The Irish Universities Association (IUA) today called on the government to “step up to the challenge and match the ambition” of Irish universities, at the launch of a charter designed to make Ireland’s education system the best in Europe by 2026.
University autonomy was at the core of the charter, as well as student accessibility. The charter, called “Ireland’s Future Talent”, will see the country’s seven universities commit to implementing changes that will make the higher education more competitive and sustainable.
Speaking at the launch of the event, Jim Miley, the Director of the IUA, said: “One word at the heart of the charter that we’re launching here today is change. Our charter recognises that the pace of change is accelerating.”
After a report from the Organisation for Economic Co-operation and Development (OECD) that highlighted the pressures surrounding Irish third-level education, Miley said: “The political community now needs to step up to the challenge and match the ambition and commitment demonstrated by the universities.”
The Chair of the IUA, Prof Patrick O’Shea, echoed that sentiment. “It is time for commitment from Ireland’s political system to Ireland’s future talent. Investment alone will not yield a best-in-Europe education system”, he said.
Under the charter, universities will build on and embrace new digital learning environments. “We are committed to making our courses and facilities available in a more flexible way”, O’Shea said.
In terms of the research and development sector, O’Shea said: “We still lag behind many of our key competitors.” To remedy this, the charter aims to increase the output of PhD graduates by 30 per cent over the next 10 years.
“Successful participation in higher education has a transformative effect on people’s life”, O’Shea stated, commending Ireland’s Disability Access Route to Education (DARE) and Higher Education Access Route (HEAR) programmes for enabling students from disadvantaged backgrounds or those with disabilities obtain a third level education.
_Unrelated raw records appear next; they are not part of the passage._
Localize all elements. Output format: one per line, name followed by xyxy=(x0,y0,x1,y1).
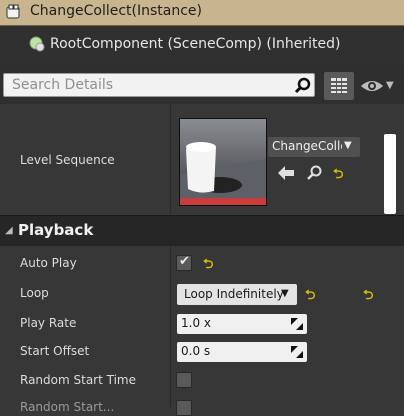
browse-magnifier-icon[interactable] xyxy=(306,165,322,181)
start-offset-input[interactable]: 0.0 s xyxy=(177,342,307,362)
use-selected-arrow-icon[interactable] xyxy=(278,166,294,180)
resize-grip-icon[interactable] xyxy=(291,318,303,330)
random-start-time-checkbox[interactable] xyxy=(176,372,192,388)
play-rate-input[interactable]: 1.0 x xyxy=(177,314,307,334)
loop-label: Loop xyxy=(20,286,49,300)
actor-title: ChangeCollect(Instance) xyxy=(30,3,202,19)
resize-grip-icon[interactable] xyxy=(291,346,303,358)
asset-name: ChangeCollec xyxy=(272,139,342,153)
play-rate-value: 1.0 x xyxy=(181,316,211,330)
playback-category-title: Playback xyxy=(18,221,94,239)
checkmark-icon: ✔ xyxy=(179,254,190,269)
asset-preview-image xyxy=(180,119,266,205)
level-sequence-label: Level Sequence xyxy=(20,153,115,167)
reset-to-default-icon[interactable]: ⮌ xyxy=(203,255,213,277)
root-component-row[interactable]: RootComponent (SceneComp) (Inherited) xyxy=(0,26,404,64)
auto-play-checkbox[interactable]: ✔ xyxy=(176,254,192,271)
search-input[interactable]: Search Details xyxy=(3,73,315,97)
grid-icon xyxy=(331,78,347,94)
root-component-label: RootComponent (SceneComp) (Inherited) xyxy=(50,36,341,52)
play-rate-label: Play Rate xyxy=(20,316,77,330)
chevron-down-icon: ▼ xyxy=(344,140,352,151)
loop-dropdown[interactable]: Loop Indefinitely ▼ xyxy=(177,284,297,305)
actor-icon xyxy=(6,4,20,19)
start-offset-value: 0.0 s xyxy=(181,344,211,358)
property-matrix-button[interactable] xyxy=(324,72,354,100)
asset-picker-combo[interactable]: ChangeCollec ▼ xyxy=(268,137,360,157)
playback-category-header[interactable]: ◢ Playback xyxy=(0,215,404,246)
search-placeholder: Search Details xyxy=(12,77,114,93)
column-divider xyxy=(170,104,171,214)
chevron-down-icon: ▼ xyxy=(281,288,289,299)
partial-row-label: Random Start... xyxy=(20,400,115,414)
partial-row-checkbox[interactable] xyxy=(176,400,192,416)
scrollbar[interactable] xyxy=(384,134,396,214)
level-sequence-thumbnail[interactable] xyxy=(179,118,267,206)
scene-component-icon xyxy=(29,36,45,52)
column-divider xyxy=(170,245,171,407)
collapse-arrow-icon[interactable]: ◢ xyxy=(5,225,13,236)
view-options-eye-icon[interactable] xyxy=(360,78,384,94)
random-start-time-label: Random Start Time xyxy=(20,373,136,387)
chevron-down-icon[interactable]: ▼ xyxy=(386,80,394,91)
reset-to-default-icon[interactable]: ⮌ xyxy=(333,165,343,187)
reset-to-default-icon[interactable]: ⮌ xyxy=(363,286,373,308)
search-icon[interactable] xyxy=(294,77,312,95)
actor-header: ChangeCollect(Instance) xyxy=(0,0,404,26)
start-offset-label: Start Offset xyxy=(20,344,90,358)
reset-to-default-icon[interactable]: ⮌ xyxy=(305,286,315,308)
auto-play-label: Auto Play xyxy=(20,256,77,270)
loop-value: Loop Indefinitely xyxy=(184,287,284,301)
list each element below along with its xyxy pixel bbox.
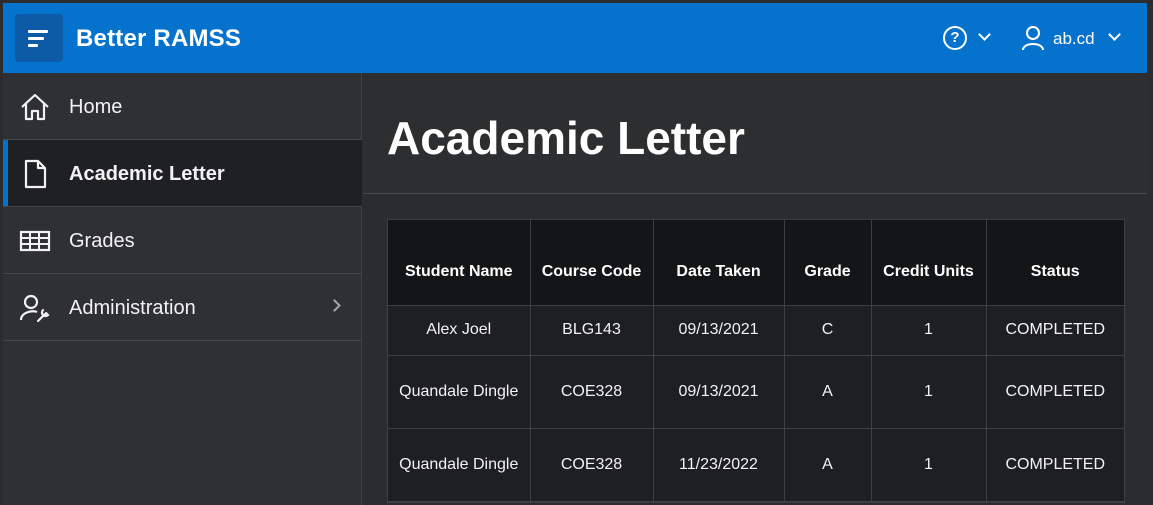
user-icon [1022, 26, 1044, 51]
table-row: Quandale Dingle COE328 11/23/2022 A 1 CO… [388, 428, 1124, 502]
top-header: Better RAMSS ? ab.cd [3, 3, 1147, 73]
hamburger-icon [28, 30, 48, 33]
user-name: ab.cd [1053, 29, 1095, 48]
content-body: Student Name Course Code Date Taken Grad… [363, 195, 1147, 505]
column-header[interactable]: Grade [784, 220, 872, 306]
sidebar-item-label: Academic Letter [69, 163, 225, 185]
user-menu-button[interactable]: ab.cd [1021, 25, 1127, 53]
table-cell: C [784, 305, 872, 356]
table-cell: 1 [871, 305, 987, 356]
sidebar-item-academic-letter[interactable]: Academic Letter [3, 140, 362, 207]
table-cell: Alex Joel [388, 305, 531, 356]
table-cell: COMPLETED [986, 428, 1124, 502]
chevron-right-icon[interactable] [328, 299, 341, 312]
table-cell: 09/13/2021 [653, 355, 785, 429]
table-cell: 09/13/2021 [653, 305, 785, 356]
help-menu-button[interactable]: ? [943, 25, 995, 53]
home-icon [21, 93, 49, 121]
table-icon [19, 230, 51, 252]
column-header[interactable]: Student Name [388, 220, 531, 306]
main-content: Academic Letter Student Name Course Code… [363, 73, 1147, 505]
table-cell: 1 [871, 355, 987, 429]
table-cell: 1 [871, 428, 987, 502]
hamburger-icon-line [28, 37, 44, 40]
column-header[interactable]: Status [986, 220, 1124, 306]
table-cell: COMPLETED [986, 355, 1124, 429]
app-window: Better RAMSS ? ab.cd Home Academic Lette… [3, 3, 1147, 505]
sidebar-item-grades[interactable]: Grades [3, 207, 362, 274]
column-header[interactable]: Credit Units [871, 220, 987, 306]
page-title: Academic Letter [387, 112, 745, 164]
column-header[interactable]: Date Taken [653, 220, 785, 306]
sidebar-item-label: Administration [69, 297, 196, 319]
table-cell: 11/23/2022 [653, 428, 785, 502]
sidebar-item-home[interactable]: Home [3, 73, 362, 140]
table-header-row: Student Name Course Code Date Taken Grad… [388, 220, 1124, 306]
table-cell: A [784, 428, 872, 502]
sidebar-item-administration[interactable]: Administration [3, 274, 362, 341]
sidebar-item-label: Home [69, 96, 123, 118]
table-cell: COMPLETED [986, 305, 1124, 356]
table-cell: Quandale Dingle [388, 428, 531, 502]
table-cell: COE328 [530, 355, 654, 429]
sidebar-nav: Home Academic Letter Grades Administrati… [3, 73, 362, 505]
academic-letter-table: Student Name Course Code Date Taken Grad… [387, 219, 1125, 503]
help-icon: ? [943, 26, 967, 50]
table-cell: A [784, 355, 872, 429]
user-wrench-icon [19, 294, 50, 323]
document-icon [24, 159, 47, 189]
table-cell: Quandale Dingle [388, 355, 531, 429]
table-cell: COE328 [530, 428, 654, 502]
app-title[interactable]: Better RAMSS [76, 25, 241, 53]
sidebar-item-label: Grades [69, 230, 135, 252]
table-row: Quandale Dingle COE328 09/13/2021 A 1 CO… [388, 355, 1124, 429]
menu-toggle-button[interactable] [15, 14, 63, 62]
column-header[interactable]: Course Code [530, 220, 654, 306]
chevron-down-icon [1108, 28, 1121, 41]
chevron-down-icon [978, 28, 991, 41]
hamburger-icon-line [28, 44, 38, 47]
page-header: Academic Letter [363, 73, 1147, 194]
table-cell: BLG143 [530, 305, 654, 356]
table-row: Alex Joel BLG143 09/13/2021 C 1 COMPLETE… [388, 305, 1124, 356]
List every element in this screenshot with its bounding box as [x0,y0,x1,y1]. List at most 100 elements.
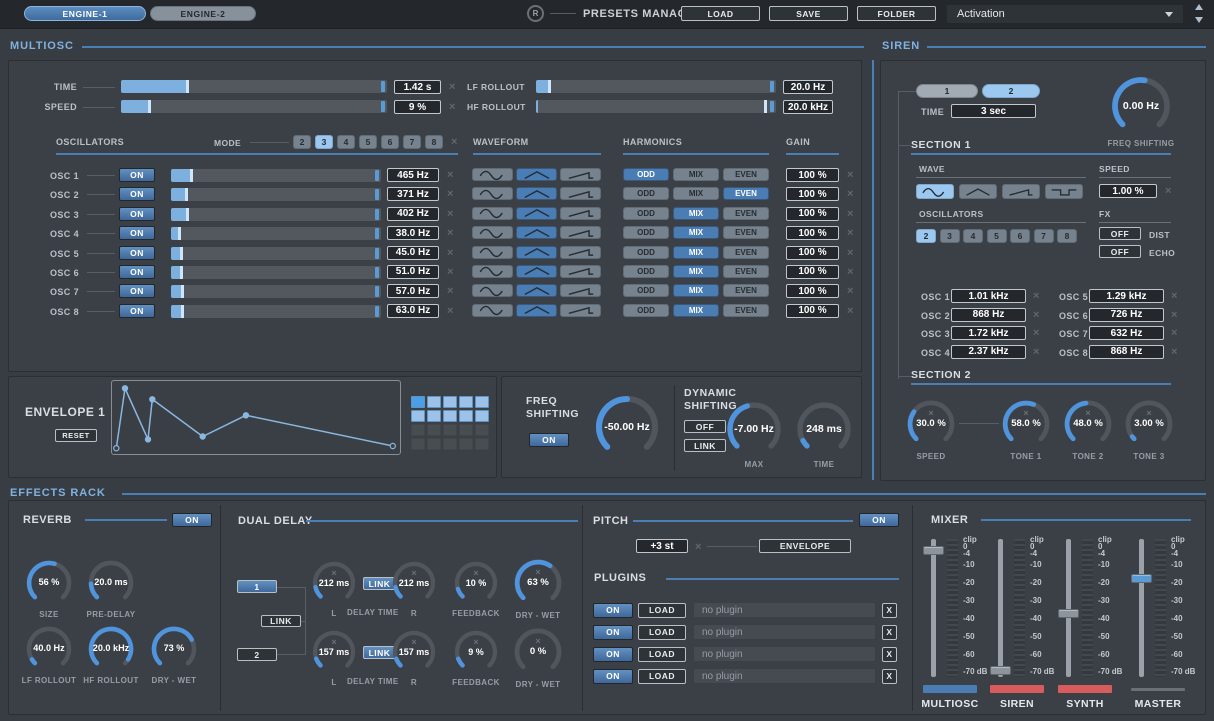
osc-gain-value[interactable]: 100 % [786,226,839,240]
plugin-load-button[interactable]: LOAD [638,603,686,618]
siren-osc-value[interactable]: 726 Hz [1089,308,1164,322]
square-wave-button[interactable] [1045,184,1083,199]
mode-option-button[interactable]: 2 [293,135,311,149]
triangle-wave-button[interactable] [516,304,557,317]
plugin-remove-button[interactable]: X [882,603,897,618]
slider-handle[interactable] [148,100,151,113]
speed-slider[interactable] [121,100,387,113]
sine-wave-button[interactable] [472,246,513,259]
feedback-knob[interactable]: ×10 %FEEDBACK [453,560,499,606]
sine-wave-button[interactable] [472,187,513,200]
osc-freq-value[interactable]: 38.0 Hz [387,226,439,240]
osc-gain-value[interactable]: 100 % [786,265,839,279]
hf-rollout-slider[interactable] [536,100,776,113]
harmonics-mix-button[interactable]: MIX [673,207,719,220]
siren-osc-count-button[interactable]: 5 [987,229,1007,243]
harmonics-even-button[interactable]: EVEN [723,187,769,200]
siren-osc-value[interactable]: 1.72 kHz [951,326,1026,340]
folder-button[interactable]: FOLDER [857,6,936,21]
close-icon[interactable]: × [1033,347,1039,358]
env-grid-cell[interactable] [411,410,425,422]
preset-stepper[interactable] [1193,4,1205,23]
mode-option-button[interactable]: 8 [425,135,443,149]
plugin-remove-button[interactable]: X [882,625,897,640]
harmonics-mix-button[interactable]: MIX [673,187,719,200]
siren-osc-value[interactable]: 868 Hz [951,308,1026,322]
triangle-wave-button[interactable] [516,207,557,220]
siren-freq-shifting-knob[interactable]: 0.00 HzFREQ SHIFTING [1111,76,1171,136]
mode-option-button[interactable]: 6 [381,135,399,149]
slider-handle[interactable] [764,100,767,113]
siren-tab-1[interactable]: 1 [916,84,978,98]
sine-wave-button[interactable] [472,168,513,181]
harmonics-mix-button[interactable]: MIX [673,246,719,259]
dynamic-link-button[interactable]: LINK [684,439,726,452]
triangle-wave-button[interactable] [516,246,557,259]
plugin-on-button[interactable]: ON [593,603,633,618]
harmonics-odd-button[interactable]: ODD [623,168,669,181]
close-icon[interactable]: × [847,170,853,181]
tab-engine-1[interactable]: ENGINE-1 [24,6,146,21]
close-icon[interactable]: × [1171,328,1177,339]
plugin-on-button[interactable]: ON [593,625,633,640]
close-icon[interactable]: × [847,248,853,259]
section2-knob[interactable]: ×30.0 %SPEED [906,399,956,449]
harmonics-odd-button[interactable]: ODD [623,187,669,200]
env-grid-cell[interactable] [443,438,457,450]
osc-on-button[interactable]: ON [119,304,155,318]
osc-freq-value[interactable]: 57.0 Hz [387,284,439,298]
close-icon[interactable]: × [847,267,853,278]
saw-wave-button[interactable] [560,207,601,220]
close-icon[interactable]: × [1165,186,1171,197]
lf-rollout-slider[interactable] [536,80,776,93]
plugin-name-field[interactable]: no plugin [693,602,876,618]
saw-wave-button[interactable] [560,284,601,297]
close-icon[interactable]: × [1171,310,1177,321]
fader-handle[interactable] [990,666,1011,675]
close-icon[interactable]: × [447,248,453,259]
pitch-on-button[interactable]: ON [859,513,899,527]
sine-wave-button[interactable] [472,265,513,278]
osc-freq-slider[interactable] [171,169,381,182]
env-grid-cell[interactable] [427,424,441,436]
dynamic-time-knob[interactable]: 248 msTIME [796,401,852,457]
triangle-wave-button[interactable] [516,187,557,200]
osc-freq-slider[interactable] [171,188,381,201]
triangle-wave-button[interactable] [516,265,557,278]
lf-rollout-value[interactable]: 20.0 Hz [783,80,833,94]
osc-on-button[interactable]: ON [119,187,155,201]
osc-gain-value[interactable]: 100 % [786,246,839,260]
plugin-load-button[interactable]: LOAD [638,669,686,684]
freq-shifting-knob[interactable]: -50.00 Hz [595,395,659,459]
close-icon[interactable]: × [1033,310,1039,321]
close-icon[interactable]: × [447,267,453,278]
harmonics-even-button[interactable]: EVEN [723,284,769,297]
harmonics-even-button[interactable]: EVEN [723,265,769,278]
dry-wet-knob[interactable]: ×0 %DRY - WET [513,627,563,677]
load-button[interactable]: LOAD [681,6,760,21]
saw-wave-button[interactable] [560,304,601,317]
siren-osc-value[interactable]: 632 Hz [1089,326,1164,340]
saw-wave-button[interactable] [560,187,601,200]
close-icon[interactable]: × [447,189,453,200]
osc-gain-value[interactable]: 100 % [786,284,839,298]
close-icon[interactable]: × [847,209,853,220]
saw-wave-button[interactable] [1002,184,1040,199]
plugin-on-button[interactable]: ON [593,669,633,684]
close-icon[interactable]: × [1033,328,1039,339]
delay-time-left-knob[interactable]: ×212 msL [311,560,357,606]
slider-handle[interactable] [185,188,188,201]
harmonics-mix-button[interactable]: MIX [673,284,719,297]
harmonics-odd-button[interactable]: ODD [623,304,669,317]
triangle-wave-button[interactable] [516,284,557,297]
env-grid-cell[interactable] [411,424,425,436]
saw-wave-button[interactable] [560,246,601,259]
envelope-graph[interactable] [111,380,401,455]
osc-gain-value[interactable]: 100 % [786,207,839,221]
siren-osc-count-button[interactable]: 3 [940,229,960,243]
osc-on-button[interactable]: ON [119,265,155,279]
env-grid-cell[interactable] [411,438,425,450]
pitch-envelope-button[interactable]: ENVELOPE [759,539,851,553]
delay-time-left-knob[interactable]: ×157 msL [311,629,357,675]
osc-on-button[interactable]: ON [119,284,155,298]
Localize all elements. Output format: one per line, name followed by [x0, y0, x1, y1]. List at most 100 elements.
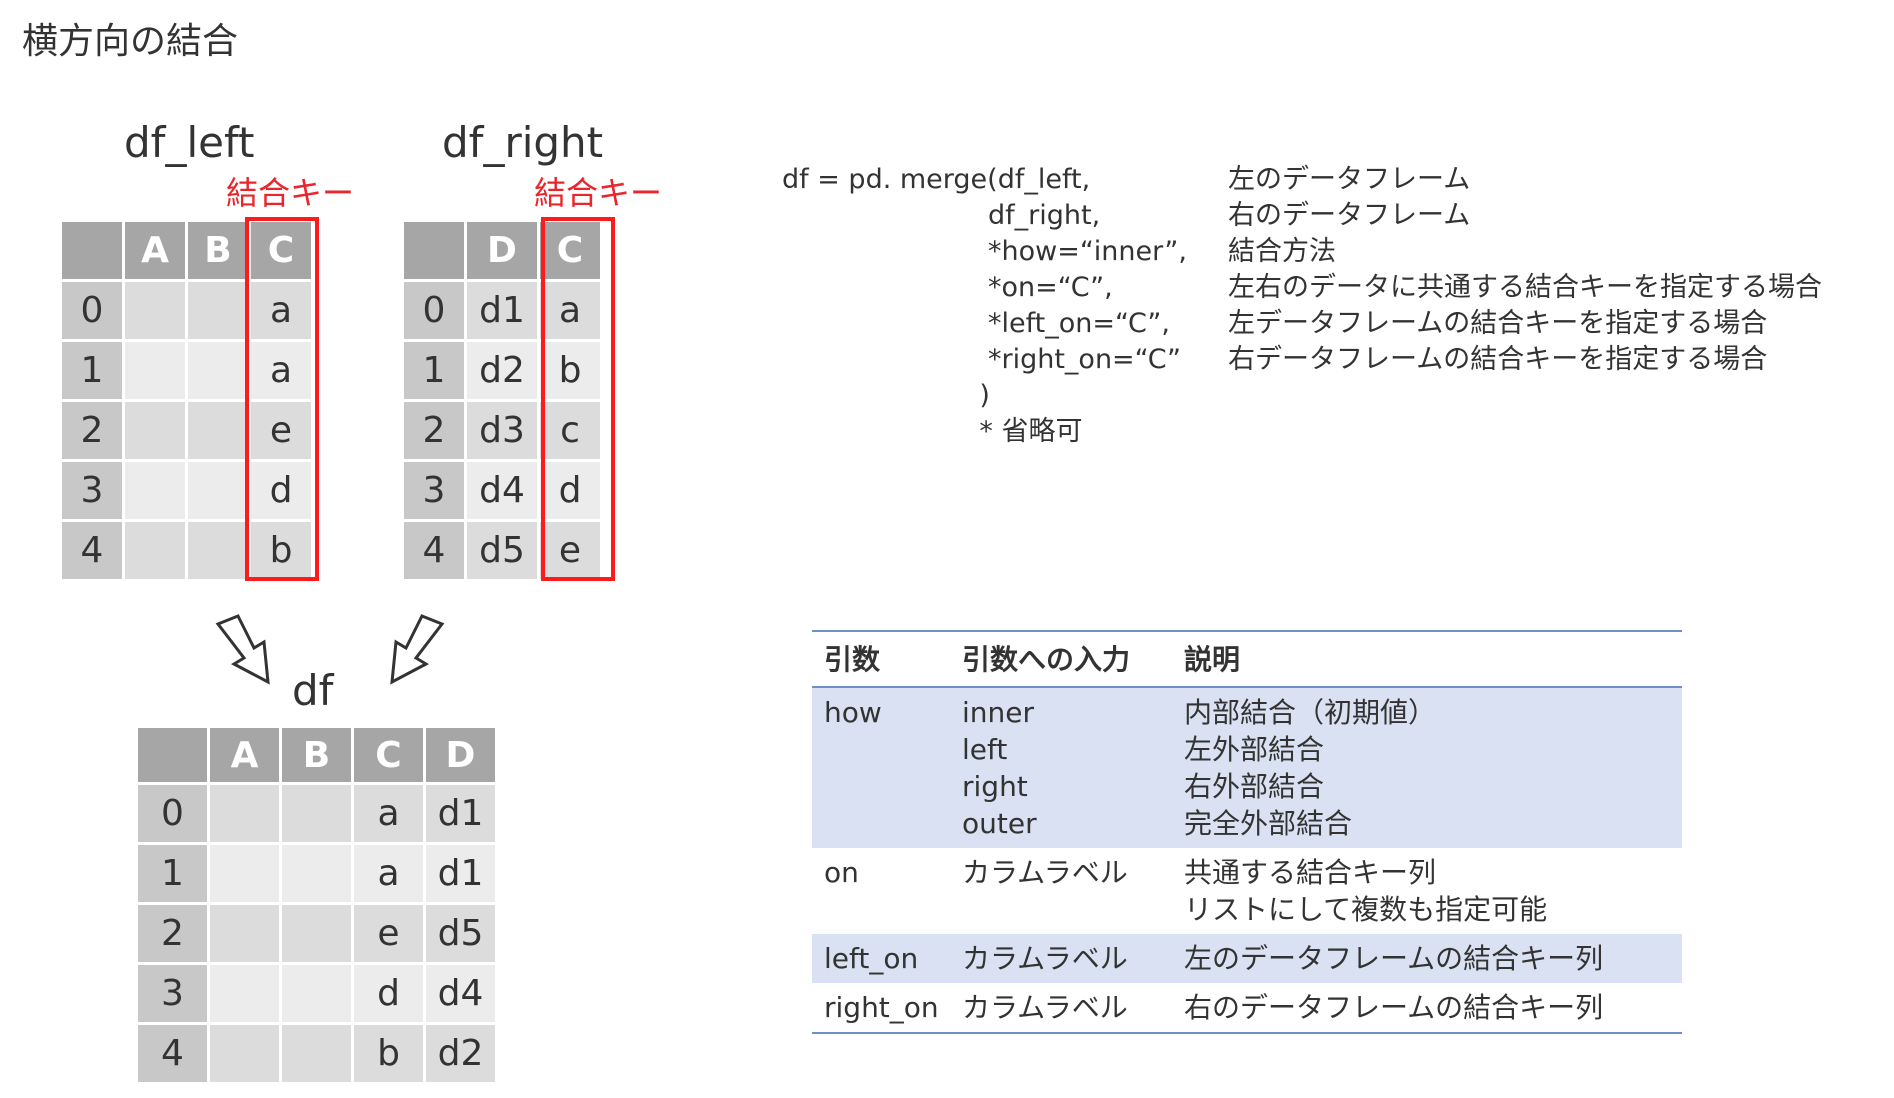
code-comment: 結合方法	[1228, 236, 1336, 267]
arg-description: 共通する結合キー列	[1184, 856, 1437, 889]
argument-table-header: 引数 引数への入力 説明	[812, 632, 1682, 686]
left-table-cell	[125, 342, 185, 399]
left-table-cell	[188, 462, 248, 519]
arg-description: リストにして複数も指定可能	[1184, 893, 1548, 926]
result-table-cell: d2	[426, 1025, 495, 1082]
down-left-arrow-icon	[390, 614, 445, 685]
code-text: *how=“inner”,	[782, 236, 1187, 267]
arg-name: on	[824, 856, 859, 889]
merge-code-block: df = pd. merge(df_left, 左のデータフレーム df_righ…	[782, 162, 1822, 450]
code-comment: 左データフレームの結合キーを指定する場合	[1228, 308, 1768, 339]
code-comment: 右データフレームの結合キーを指定する場合	[1228, 344, 1768, 375]
left-key-label: 結合キー	[226, 174, 355, 212]
result-table-row-index: 0	[138, 785, 207, 842]
table-bottom-rule	[812, 1032, 1682, 1034]
argument-table-row: on カラムラベル 共通する結合キー列リストにして複数も指定可能	[812, 848, 1682, 934]
right-table-header-cell: D	[467, 222, 537, 279]
result-table-header-cell: B	[282, 728, 351, 782]
code-line: )	[782, 378, 1187, 414]
arg-input: right	[962, 770, 1028, 803]
right-table-title: df_right	[442, 118, 604, 167]
code-text: *left_on=“C”,	[782, 308, 1170, 339]
left-table-cell	[125, 402, 185, 459]
result-table-cell	[282, 785, 351, 842]
right-table-row-index: 2	[404, 402, 464, 459]
arg-input: inner	[962, 696, 1035, 729]
result-table-row-index: 4	[138, 1025, 207, 1082]
header-input: 引数への入力	[962, 643, 1131, 676]
header-description: 説明	[1184, 643, 1241, 676]
arg-description: 内部結合（初期値）	[1184, 696, 1437, 729]
code-line: *on=“C”, 左右のデータに共通する結合キーを指定する場合	[782, 270, 1822, 306]
left-table-header-cell: A	[125, 222, 185, 279]
code-line: * 省略可	[782, 414, 1187, 450]
result-table-cell: a	[354, 785, 423, 842]
arg-name: right_on	[824, 991, 939, 1024]
left-table-cell	[188, 342, 248, 399]
arg-description: 左外部結合	[1184, 733, 1325, 766]
result-table-header-cell: C	[354, 728, 423, 782]
right-table-cell: d3	[467, 402, 537, 459]
arg-description: 左のデータフレームの結合キー列	[1184, 942, 1604, 975]
result-table-row-index: 1	[138, 845, 207, 902]
result-table-cell	[210, 845, 279, 902]
code-text: * 省略可	[782, 416, 1083, 447]
result-table-cell: d5	[426, 905, 495, 962]
code-comment: 左のデータフレーム	[1228, 164, 1471, 195]
arg-description: 右外部結合	[1184, 770, 1325, 803]
result-table-cell: d1	[426, 845, 495, 902]
down-right-arrow-icon	[215, 614, 270, 685]
left-table-header-cell: B	[188, 222, 248, 279]
code-comment: 右のデータフレーム	[1228, 200, 1471, 231]
result-table-cell: e	[354, 905, 423, 962]
right-table-row-index: 1	[404, 342, 464, 399]
right-table-cell: d4	[467, 462, 537, 519]
left-table-row-index: 2	[62, 402, 122, 459]
left-table-cell	[188, 402, 248, 459]
right-table-cell: d5	[467, 522, 537, 579]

The charter aims to improve access numbers by a further 25 per cent.
The IUA, O’Shea said, also hopes that increasing the independence of our universities will create a more “innovative, dynamic, efficient and effective culture” in higher education. “We need to work on legislative reform to deliver a more flexible and agile system”, he said.
Miley and O’Shea emphasised that state investment is essential in order to implement these changes. “This charter captures our commitment and is now incumbent on the government and stakeholders to work together”, O’Shea said.
In an interview with The University Times last month, Miley expressed concerns about the future of the higher education sector: “By 2030 when an extra 40,000 students will come into the system, if action isn’t taken, the only certainty is that there won’t be places for some of those students. That’s the result of this. And the quality of the education people get will suffer.”